Overcrowded county jails across the state hamper our ability to serve — in many communities, they are the largest mental health providers. This spring, Gov. Steve Bullock and legislators joined together to address this issue. They passed sweeping bipartisan legislation from the Sentencing Commission to help transition offenders successfully back into our communities, reduce the risk that these folks will end up back in our jails, and allow us to do our jobs to keep Montanans safe.

These pieces of legislation were all data-driven and designed to relieve pressure on our county jail holds and save taxpayers an additional $69 million over the next six years. And while I applaud the efforts of legislators and our governor to invest in criminal justice reform, we can say goodbye to this ever happening if deep budget cuts are enacted at the Montana Department of Corrections.

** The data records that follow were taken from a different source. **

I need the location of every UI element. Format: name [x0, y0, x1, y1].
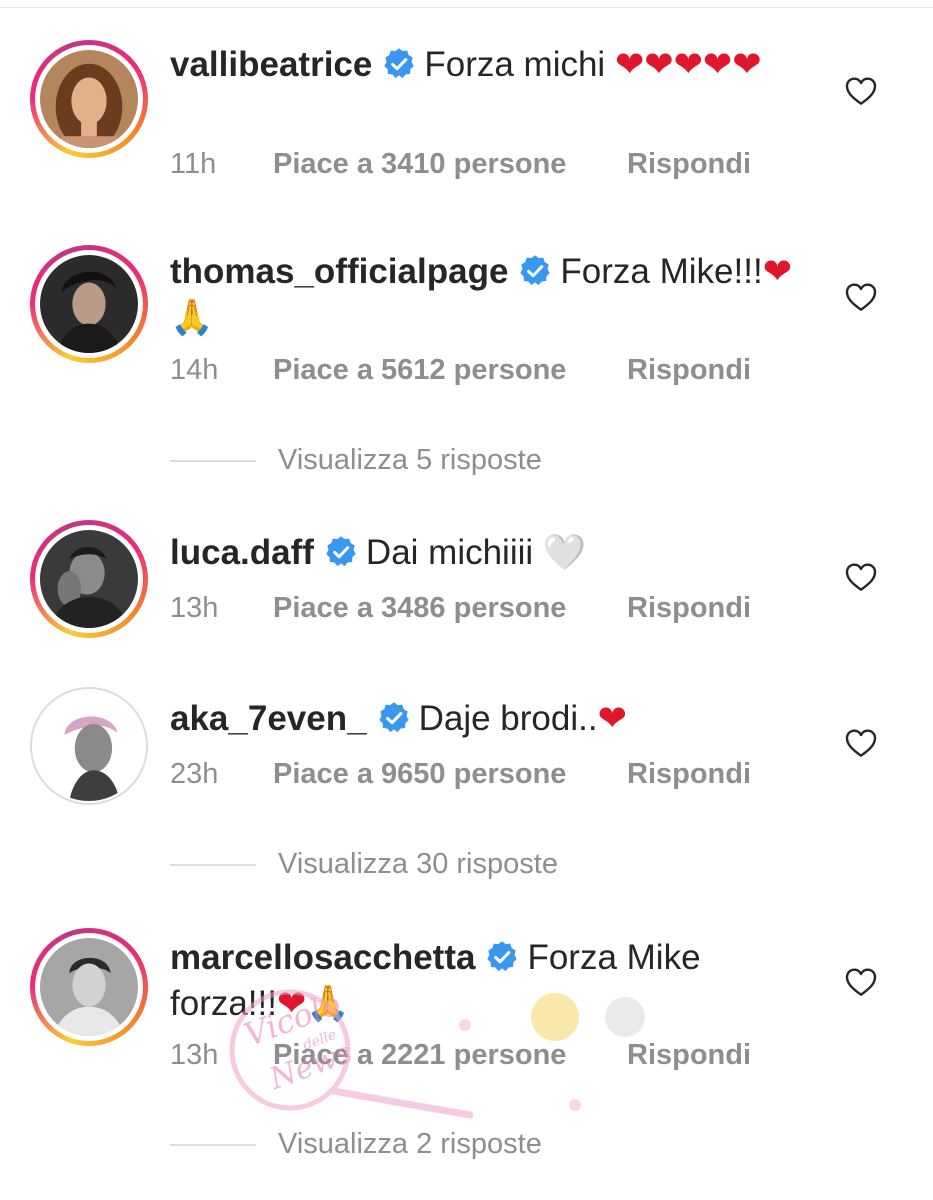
comment-emojis: ❤ — [762, 252, 793, 291]
avatar — [40, 530, 138, 628]
avatar — [34, 691, 144, 801]
heart-outline-icon[interactable] — [845, 728, 877, 758]
avatar-story-ring[interactable] — [30, 928, 148, 1046]
avatar-story-ring[interactable] — [30, 520, 148, 638]
comment-body: aka_7even_ Daje brodi..❤ — [170, 696, 810, 742]
avatar-story-ring[interactable] — [30, 40, 148, 158]
username[interactable]: thomas_officialpage — [170, 252, 508, 291]
comment-emojis-2: 🙏 — [170, 298, 214, 337]
avatar — [40, 938, 138, 1036]
view-replies-label: Visualizza 5 risposte — [278, 444, 542, 476]
comment-emojis: ❤ — [597, 699, 627, 738]
replies-divider — [170, 864, 256, 866]
reply-button[interactable]: Rispondi — [627, 144, 751, 184]
username[interactable]: marcellosacchetta — [170, 938, 475, 977]
avatar-frame[interactable] — [30, 687, 148, 805]
reply-button[interactable]: Rispondi — [627, 588, 751, 628]
username[interactable]: vallibeatrice — [170, 45, 372, 84]
likes-count[interactable]: Piace a 3486 persone — [273, 588, 566, 628]
top-divider — [0, 0, 933, 8]
comment-text: Forza michi — [424, 45, 615, 84]
comment-body: luca.daff Dai michiiii 🤍 — [170, 530, 810, 576]
timestamp: 13h — [170, 1039, 219, 1071]
likes-count[interactable]: Piace a 9650 persone — [273, 754, 566, 794]
comment-body: thomas_officialpage Forza Mike!!!❤ 🙏 — [170, 249, 810, 341]
comment-body: vallibeatrice Forza michi ❤❤❤❤❤ — [170, 42, 810, 88]
verified-badge-icon — [324, 535, 358, 569]
comment-emojis: ❤❤❤❤❤ — [614, 45, 762, 84]
replies-divider — [170, 1144, 256, 1146]
timestamp: 14h — [170, 354, 219, 386]
verified-badge-icon — [382, 47, 416, 81]
view-replies-label: Visualizza 30 risposte — [278, 848, 558, 880]
heart-outline-icon[interactable] — [845, 282, 877, 312]
view-replies-label: Visualizza 2 risposte — [278, 1128, 542, 1160]
likes-count[interactable]: Piace a 3410 persone — [273, 144, 566, 184]
watermark-logo: Vicolo delle News — [229, 984, 645, 1119]
replies-divider — [170, 460, 256, 462]
verified-badge-icon — [518, 254, 552, 288]
comment-text: Daje brodi.. — [418, 699, 598, 738]
verified-badge-icon — [485, 940, 519, 974]
heart-outline-icon[interactable] — [845, 76, 877, 106]
heart-outline-icon[interactable] — [845, 562, 877, 592]
timestamp: 23h — [170, 758, 219, 790]
username[interactable]: aka_7even_ — [170, 699, 367, 738]
comment-text: Dai michiiii — [365, 533, 543, 572]
comment-emojis: 🤍 — [542, 533, 587, 572]
avatar-story-ring[interactable] — [30, 245, 148, 363]
timestamp: 13h — [170, 592, 219, 624]
verified-badge-icon — [377, 701, 411, 735]
username[interactable]: luca.daff — [170, 533, 314, 572]
heart-outline-icon[interactable] — [845, 967, 877, 997]
avatar — [40, 255, 138, 353]
comment-text: Forza Mike!!! — [560, 252, 763, 291]
avatar — [40, 50, 138, 148]
reply-button[interactable]: Rispondi — [627, 350, 751, 390]
reply-button[interactable]: Rispondi — [627, 754, 751, 794]
likes-count[interactable]: Piace a 5612 persone — [273, 350, 566, 390]
timestamp: 11h — [170, 148, 217, 180]
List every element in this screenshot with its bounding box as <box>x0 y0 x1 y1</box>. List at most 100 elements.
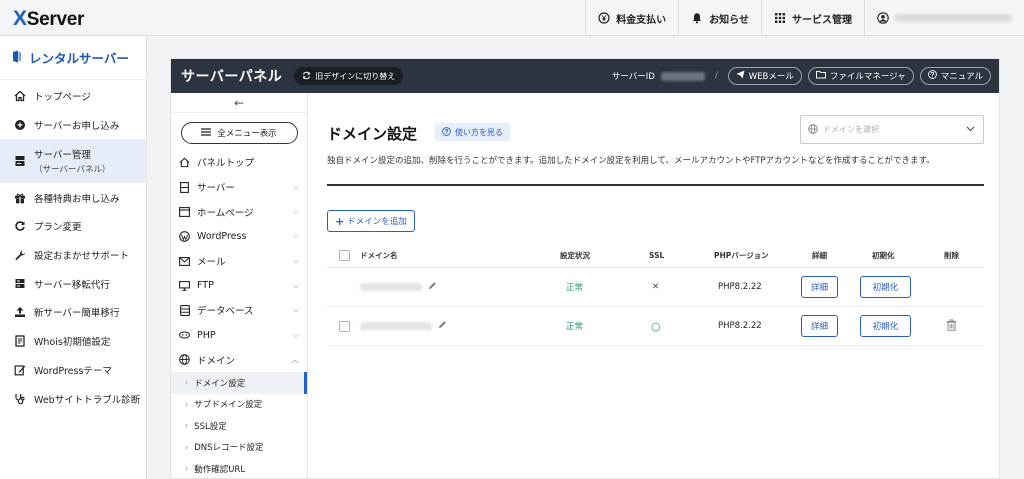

If Governor Bullock is forced to make the proposed 10 percent budget cuts at the Montana Department of Corrections, efforts to increase the number of alternative beds through transition centers or provide offenders with substance abuse treatment will be reduced. Additionally, we will see the following programs cut or eliminated:

  • Funding for forensic interviews of child victims of abuse or neglect
  • Funding for domestic violence shelters
  • Youth crisis diversion to keep kids out of the system and with their families
  • Chemical dependency treatment services
  • County jail diversion programs, like the one currently in the Missoula County Detention Facility
  • Crisis intervention funding, providing ongoing training to law enforcement on how best to respond to those in crisis

Legislators need to be serious about working with Governor Bullock to find alternative solutions to these harmful cuts that do not put an increased burden on county property taxpayers. We saw bipartisanship in the making when 10 pieces of legislation to reform Montana’s criminal justice system were signed into the law. I believe that we can see it again if legislators put the same mind to it.

We are all better off when we work together and find long-term solutions to best serve Montanans. We cannot afford to forsake all of the progress that we have made on the issue of jail crowding and diversion.